After my life was on tracks again I couldn't really build anything because of the tremendous fear of it coming back again and it took time to build that confidence, that things would be fine and that I wouldn't destroy it again. Then a year went by, another, and another... and I was relieved it had stopped.
Honestly, I feel for you and think you should consider that you may be facing similar issues to mine. And if this is the case, your doctor ought to quit all antidepressants and place other meds.

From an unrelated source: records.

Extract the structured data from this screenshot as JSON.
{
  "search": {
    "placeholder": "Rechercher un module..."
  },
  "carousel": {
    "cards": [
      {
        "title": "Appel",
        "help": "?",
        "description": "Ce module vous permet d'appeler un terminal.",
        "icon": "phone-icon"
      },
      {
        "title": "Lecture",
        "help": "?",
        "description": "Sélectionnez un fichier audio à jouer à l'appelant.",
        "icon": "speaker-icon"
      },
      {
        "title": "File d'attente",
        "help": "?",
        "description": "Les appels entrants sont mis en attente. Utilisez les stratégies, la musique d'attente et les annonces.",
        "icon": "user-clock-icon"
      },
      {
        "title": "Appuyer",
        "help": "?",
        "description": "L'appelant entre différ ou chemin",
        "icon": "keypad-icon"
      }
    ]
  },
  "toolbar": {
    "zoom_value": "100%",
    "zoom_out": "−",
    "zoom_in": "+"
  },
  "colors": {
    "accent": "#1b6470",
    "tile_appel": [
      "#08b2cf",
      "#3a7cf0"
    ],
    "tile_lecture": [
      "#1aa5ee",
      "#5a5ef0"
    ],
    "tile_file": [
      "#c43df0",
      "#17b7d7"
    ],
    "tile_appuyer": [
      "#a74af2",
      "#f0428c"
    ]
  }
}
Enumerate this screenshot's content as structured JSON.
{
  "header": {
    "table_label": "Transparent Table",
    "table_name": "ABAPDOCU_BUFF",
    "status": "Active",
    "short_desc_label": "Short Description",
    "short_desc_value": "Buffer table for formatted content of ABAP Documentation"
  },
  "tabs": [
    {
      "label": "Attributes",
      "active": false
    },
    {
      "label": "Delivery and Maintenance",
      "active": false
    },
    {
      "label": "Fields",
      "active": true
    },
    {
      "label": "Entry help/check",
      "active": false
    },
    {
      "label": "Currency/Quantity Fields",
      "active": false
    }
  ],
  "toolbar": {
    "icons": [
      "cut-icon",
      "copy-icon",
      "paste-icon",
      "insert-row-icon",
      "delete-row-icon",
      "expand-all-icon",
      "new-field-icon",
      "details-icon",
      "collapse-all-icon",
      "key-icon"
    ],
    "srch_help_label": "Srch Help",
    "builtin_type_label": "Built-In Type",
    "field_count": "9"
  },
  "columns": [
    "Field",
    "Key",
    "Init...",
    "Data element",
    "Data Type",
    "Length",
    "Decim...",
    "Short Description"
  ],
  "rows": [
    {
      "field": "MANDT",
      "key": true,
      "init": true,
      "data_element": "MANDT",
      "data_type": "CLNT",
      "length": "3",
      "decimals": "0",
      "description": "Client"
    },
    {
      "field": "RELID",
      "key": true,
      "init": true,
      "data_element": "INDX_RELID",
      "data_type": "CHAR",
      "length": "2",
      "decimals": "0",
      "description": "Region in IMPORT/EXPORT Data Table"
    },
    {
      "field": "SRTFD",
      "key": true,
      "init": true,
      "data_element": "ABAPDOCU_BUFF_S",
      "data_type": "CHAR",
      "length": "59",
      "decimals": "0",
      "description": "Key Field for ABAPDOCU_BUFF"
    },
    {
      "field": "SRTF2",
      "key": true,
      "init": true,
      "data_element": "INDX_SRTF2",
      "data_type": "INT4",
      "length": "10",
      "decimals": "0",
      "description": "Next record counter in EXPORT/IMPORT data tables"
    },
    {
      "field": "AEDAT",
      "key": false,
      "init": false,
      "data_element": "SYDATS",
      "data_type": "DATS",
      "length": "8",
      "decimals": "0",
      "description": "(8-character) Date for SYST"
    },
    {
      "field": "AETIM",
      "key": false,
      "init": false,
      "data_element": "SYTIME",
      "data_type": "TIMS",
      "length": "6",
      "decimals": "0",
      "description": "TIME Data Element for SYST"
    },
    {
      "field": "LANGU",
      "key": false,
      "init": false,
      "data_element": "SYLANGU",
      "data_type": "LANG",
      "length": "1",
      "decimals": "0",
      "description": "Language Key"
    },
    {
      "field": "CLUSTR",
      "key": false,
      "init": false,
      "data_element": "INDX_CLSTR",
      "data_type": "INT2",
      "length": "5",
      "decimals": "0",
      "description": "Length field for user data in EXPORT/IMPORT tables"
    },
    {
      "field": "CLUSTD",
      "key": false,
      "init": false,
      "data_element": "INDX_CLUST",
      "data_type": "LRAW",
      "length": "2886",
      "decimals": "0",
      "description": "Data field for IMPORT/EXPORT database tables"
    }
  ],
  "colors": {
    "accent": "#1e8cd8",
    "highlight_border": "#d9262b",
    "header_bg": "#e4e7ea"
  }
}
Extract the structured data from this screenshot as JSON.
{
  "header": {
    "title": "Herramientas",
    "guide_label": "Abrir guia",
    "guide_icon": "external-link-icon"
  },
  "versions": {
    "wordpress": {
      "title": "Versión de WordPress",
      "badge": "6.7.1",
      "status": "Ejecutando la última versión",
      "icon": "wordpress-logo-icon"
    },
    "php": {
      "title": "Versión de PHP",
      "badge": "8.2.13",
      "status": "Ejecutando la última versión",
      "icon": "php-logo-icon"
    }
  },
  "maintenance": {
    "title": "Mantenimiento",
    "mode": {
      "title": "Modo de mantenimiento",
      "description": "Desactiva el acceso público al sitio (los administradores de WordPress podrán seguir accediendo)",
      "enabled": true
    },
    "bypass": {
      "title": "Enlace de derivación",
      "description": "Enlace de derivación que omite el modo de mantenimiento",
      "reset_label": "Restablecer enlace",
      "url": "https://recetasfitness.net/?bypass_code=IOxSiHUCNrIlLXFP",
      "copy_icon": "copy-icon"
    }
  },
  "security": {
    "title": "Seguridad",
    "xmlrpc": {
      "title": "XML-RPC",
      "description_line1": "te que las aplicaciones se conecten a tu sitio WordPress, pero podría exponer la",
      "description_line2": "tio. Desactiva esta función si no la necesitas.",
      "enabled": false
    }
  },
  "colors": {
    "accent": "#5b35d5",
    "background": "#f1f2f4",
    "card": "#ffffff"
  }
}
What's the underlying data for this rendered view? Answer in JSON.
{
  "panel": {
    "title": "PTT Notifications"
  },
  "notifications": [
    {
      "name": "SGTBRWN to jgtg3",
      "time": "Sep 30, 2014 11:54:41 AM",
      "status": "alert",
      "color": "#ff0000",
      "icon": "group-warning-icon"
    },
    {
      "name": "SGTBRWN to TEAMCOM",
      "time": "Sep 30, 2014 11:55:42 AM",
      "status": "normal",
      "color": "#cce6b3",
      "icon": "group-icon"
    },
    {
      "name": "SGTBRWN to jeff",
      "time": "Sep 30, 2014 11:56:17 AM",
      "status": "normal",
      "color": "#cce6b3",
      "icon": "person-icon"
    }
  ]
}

(After my first mania episode back in 2006(already induced by antidepressants as I was being treated for only depression) I got my bipolar diagnosis and then I'd take many pills like lithium and risperidone to stop mania and cinetol to stop the side effects and then once "sane" my first doctor would leave only to lithium but then she'd feel me to slow, not enough to her standard of normalcy and then start prescribing antidepressants. And after these antidepressants the cycle would start over. Mania, being insane, feeding me lots of meds to stop, then only lithium, then I'm too slow, let's cheer you up to normal, then it starts over, and over, and over. I guess she meant well or was just stubborn? But in the end she brought me many scars and memories that haunt me to this day, a million more reasons to be depressed. Really, it took another doctor to take me away from this cycle.)
I hope you heal.

Just take my story into consideration and maybe mention to your doctor, I'm hoping he will help you.